Zoi Sadowski Synnott won New Zealand’s first Winter Olympic gold medal on Sunday, pounding down a pressure-packed run on her final journey down the mountain.
The 20-year-old was one of the few to complete a perfect run on a supersized course where hardpacked snow and bone-chilling wind chills tested all 12 competitors, including two-time reigning champion Jamie Anderson, who finished eighth.
Sadowski Synnott was behind American Julia Marino in the final of her three races, but she came out on top. Nonetheless, it was the Americans’ first medal at the 2022 Beijing Olympics.
On the second-to-last jump, she nailed a double-cork 1080 with a strong grasp of the centre of the board and held it long enough for the judges to see it clearly. Then she did the double cork in a different direction, much as she did when she won the Winter X Games last month, becoming the first woman to do so.
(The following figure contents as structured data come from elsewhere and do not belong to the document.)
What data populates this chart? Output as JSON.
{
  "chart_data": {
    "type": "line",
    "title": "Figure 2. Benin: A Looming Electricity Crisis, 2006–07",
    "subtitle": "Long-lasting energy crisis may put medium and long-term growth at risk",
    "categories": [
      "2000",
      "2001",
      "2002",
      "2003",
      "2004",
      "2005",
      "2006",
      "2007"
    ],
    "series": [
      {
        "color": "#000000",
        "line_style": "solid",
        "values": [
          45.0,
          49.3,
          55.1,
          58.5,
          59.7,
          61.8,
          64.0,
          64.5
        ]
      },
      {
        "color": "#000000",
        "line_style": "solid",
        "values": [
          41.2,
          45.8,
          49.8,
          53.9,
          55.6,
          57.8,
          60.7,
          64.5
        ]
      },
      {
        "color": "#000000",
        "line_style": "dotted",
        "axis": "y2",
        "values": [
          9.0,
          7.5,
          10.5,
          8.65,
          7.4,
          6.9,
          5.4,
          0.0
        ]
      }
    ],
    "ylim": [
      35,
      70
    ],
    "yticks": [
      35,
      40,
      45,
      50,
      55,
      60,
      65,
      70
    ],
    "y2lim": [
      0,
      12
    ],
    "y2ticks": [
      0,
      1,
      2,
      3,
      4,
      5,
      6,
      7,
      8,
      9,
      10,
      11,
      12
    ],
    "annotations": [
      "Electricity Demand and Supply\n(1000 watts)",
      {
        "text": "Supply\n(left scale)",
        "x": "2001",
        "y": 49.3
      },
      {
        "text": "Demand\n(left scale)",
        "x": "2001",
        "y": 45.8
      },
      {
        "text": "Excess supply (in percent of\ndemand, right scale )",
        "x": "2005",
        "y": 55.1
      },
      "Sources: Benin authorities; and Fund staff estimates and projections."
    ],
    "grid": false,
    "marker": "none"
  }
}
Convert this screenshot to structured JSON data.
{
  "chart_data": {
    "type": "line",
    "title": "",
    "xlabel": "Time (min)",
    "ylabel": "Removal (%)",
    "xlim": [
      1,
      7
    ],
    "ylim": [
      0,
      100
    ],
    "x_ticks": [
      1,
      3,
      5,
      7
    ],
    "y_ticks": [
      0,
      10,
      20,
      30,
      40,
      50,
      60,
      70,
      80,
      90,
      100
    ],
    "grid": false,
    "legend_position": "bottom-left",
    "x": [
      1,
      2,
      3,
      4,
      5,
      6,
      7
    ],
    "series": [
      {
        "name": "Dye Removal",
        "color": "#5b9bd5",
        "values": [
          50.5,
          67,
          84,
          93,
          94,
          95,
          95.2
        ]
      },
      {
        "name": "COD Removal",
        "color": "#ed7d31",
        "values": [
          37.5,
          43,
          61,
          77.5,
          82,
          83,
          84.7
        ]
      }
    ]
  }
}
She knew what she’d done as she lifted her hands in the air after landing. Marino, who took silver, and Australia’s Tess Coady, who finished third, both knew it. To celebrate, they tackled her at the finish line.
The scoreboard revealed the result a few minutes later, and New Zealand had won its first Winter Games, thanks to an Australian-born shredder with an American mother and a Kiwi father. When Zoi was six years old, the family relocated to Wanaka, New Zealand.
This was hardly the best display of female snowboarding skill at the Olympics for the second year in a row. A fierce, fluctuating wind transformed the competition into a demolition derby in Pyeongchang four years ago.
Anderson, an American, managed to survive that day and win her second gold medal while employing techniques that were far from cutting-edge.
The wind wasn’t an issue four years later, but the super-hard snowpack and the course’s vastness — which included ice-block reproductions of The Great Wall and even a pagoda-roofed “guard house” to run rails off — made it difficult for everyone. Even with the sun shining, the temperature at the start of the competition was 3 degrees Fahrenheit (minus-16 degrees Celsius) with a minus-13 (minus-25) wind chill.
25 of the 36 runs were cancelled due to falls or speed concerns that made navigating the most difficult jumps too dangerous. The only mark over 90 was Sadowski Synnott’s winning score of 92.88.
Sadowski Synnott became the first woman to complete back-to-back double cork 1080s as part of her gold-medal performance just two weeks ago in ideal circumstances in Aspen, Colorado. She also won large air, and she will have the opportunity to do so in the Olympics, which will take place on February 15th. Four years earlier, she took bronze in the event.
For the time being, though, there’s much to celebrate in New Zealand, which has traditionally acted as a training ground for Northern Hemisphere riders looking for work in the months of June, July, and August.